I need a regex pattern to check whether characters present in a string consecutively repeats 3 character in another string

EX:

   var string1 = "HelloWorld";    
   var string2 = "Work";

Here the letters "Wor" in string1 repeats in string2, so it should return true.

Any help on this

5 Answers

2
gurvinder372 On Best Solutions

Use split, substring and includes

var fn = function( string1, string2, matchChars ) {
   return !!string2.split("").find( function(item, index){
       if (index + matchChars <= string2.length ) 
       { 
          return string1.includes( string2.substring( index, index +  matchChars ) ); //check after each turn if the substring from index is included in string1 or not
       }
       return false;
   });
}

console.log( fn("HelloWorld", "Work", 3) );

var fn = function(string1, string2, matchChars) {
  return !!string2.split("").find(function(item, index) {
    if (index + matchChars <= string2.length) {
      return string1.includes(string2.substring(index, matchChars));
    }
    return false;
  });
}

console.log(fn("HelloWorld", "Work", 3));
console.log(fn("HelloWorld", "Wod", 3));

3
Jonny On

Code from https://www.garysieling.com/blog/javascript-function-find-overlap-two-strings:

function findOverlap(a, b) {
  if (b.length === 0) {
    return '';
  }

  if (a.endsWith(b)) {
    return b;
  }

  if (a.indexOf(b) >= 0) {
    return b;
  }

  return findOverlap(a, b.substring(0, b.length - 1));
}

Some test cases:

findOverlap("12345", "aaa") // ""
findOverlap("12345", "12") // "12"
findOverlap("12345", "345") // "345"
findOverlap("12345", "3456") // "345"
findOverlap("12345", "111") // "1"

To solve your particular problem you could:

const haveOverlap = (string1, string2) => findOverlap(string1, string2).length >= 3;
console.log(haveOverlap('HelloWorld', 'Work')); // true
3
gil.fernandes On

Another idea would be to concatenate the two strings, lowercase them and then apply this regular expression:

(\w{3}).+(\1)

function repetitions(s1, s2) {
  const s = s1.toLowerCase() + s2.toLowerCase()
  const r = /(\w{3}).+(\1)/
  const res = r.exec(s)
  return res !== null ? res[1] : "";
}

console.log(repetitions("HelloWorld", "Work"));
console.log(repetitions("HelloWo", "Work"));

Here is a more robust version which prevents finding the string repetition in either of the input strings:

function repetitions(s1, s2) {
  const replaceRegex = /(\w{3})(.*)(\1)/;
  const s = s1.toLowerCase().replace(replaceRegex, "$1") + " " + s2.toLowerCase().replace(replaceRegex, "$1");
  const r = /(\w{3}).+?(\1)/;
  const res = r.exec(s);
  return res !== null ? res[1] : "";
}

console.log(repetitions("HelloWorld", "Work"));
console.log(repetitions("HelloWo", "Work"));
console.log(repetitions("HelloWoHello", "Work"));
console.log(repetitions("HelloWoHello", "WorkWork"));
console.log(repetitions("HelloWo", "HelloWork"));

0
Kyle Fairns On

Slightly longer than the other answers here, and nothing too clever about it.

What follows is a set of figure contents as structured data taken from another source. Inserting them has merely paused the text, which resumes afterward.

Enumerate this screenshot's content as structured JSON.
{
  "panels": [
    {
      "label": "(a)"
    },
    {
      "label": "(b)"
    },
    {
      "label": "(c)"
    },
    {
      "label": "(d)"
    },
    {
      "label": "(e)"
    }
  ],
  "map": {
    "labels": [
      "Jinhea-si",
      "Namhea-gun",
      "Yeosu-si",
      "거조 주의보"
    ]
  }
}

Will simply go through and find all matches, which returns an array, and will loop through that array and return true when the longer string contains one of the split strings.

function getAllConsecutives(string, number) {
  let matches = [],
    regex = "";

  for (let i = 0; i < (string.length - number); i++) {
    regex = new RegExp(`\\w{${i}}(\\w{${number}})`);
    matches.push(string.match(regex)[1])
  }

  return matches
}

function areThereConsecutives(string1, string2, number) {
  let short = string1.length < string2.length ? string1 : string2,
    long = string1.length < string2.length ? string2 : string1,
    consecutives = getAllConsecutives(short, number);

  for (let i = 0; i < consecutives.length; i++) {
    if (long.includes(consecutives[i])) {
      return true;
    }
  }

  return false
}

let string1 = "HelloWorld",
  string2 = "Work";

console.log(areThereConsecutives(string1, string2, 3))

0
Salman A On

Your problem is that of finding longest common substring. Here is a JavaScript implementation of that algorithm:

function longestCommonSubstring(string1, string2) {
    var length1 = string1.length,
        length2 = string2.length,
        matchArray = Array(length1).fill().map(function() { return Array(length2).fill(); }),
        matchSize = 0,
        matchList = [],
        i, j;
    for (i = 0; i < length1; i++) {
        for (j = 0; j < length2; j++) {
            if (string1[i] === string2[j]) {
                if (i === 0 || j === 0) {
                    matchArray[i][j] = 1;
                } else {
                    matchArray[i][j] = matchArray[i - 1][j - 1] + 1;
                }
                if (matchArray[i][j] >= matchSize) {
                    if (matchArray[i][j] > matchSize) {
                        matchSize = matchArray[i][j];
                        matchList = [];
                    }
                    matchList.push(string1.substring(i - matchSize + 1, i + 1));
                }
            } else {
                matchArray[i][j] = 0;
            }
        }
    }
    return matchList;
}

console.log(longestCommonSubstring("abcdefghi", "def"));
console.log(longestCommonSubstring("abcdefghi", "*def*"));
console.log(longestCommonSubstring("ababababa", "ab"));
console.log(longestCommonSubstring("ababababa", "ba"));
console.log(longestCommonSubstring("ababababa", "aba"));
console.log(longestCommonSubstring("HelloWorld", "Work"));

Other implementations available here:
Algorithm Implementation/Strings/Longest common substring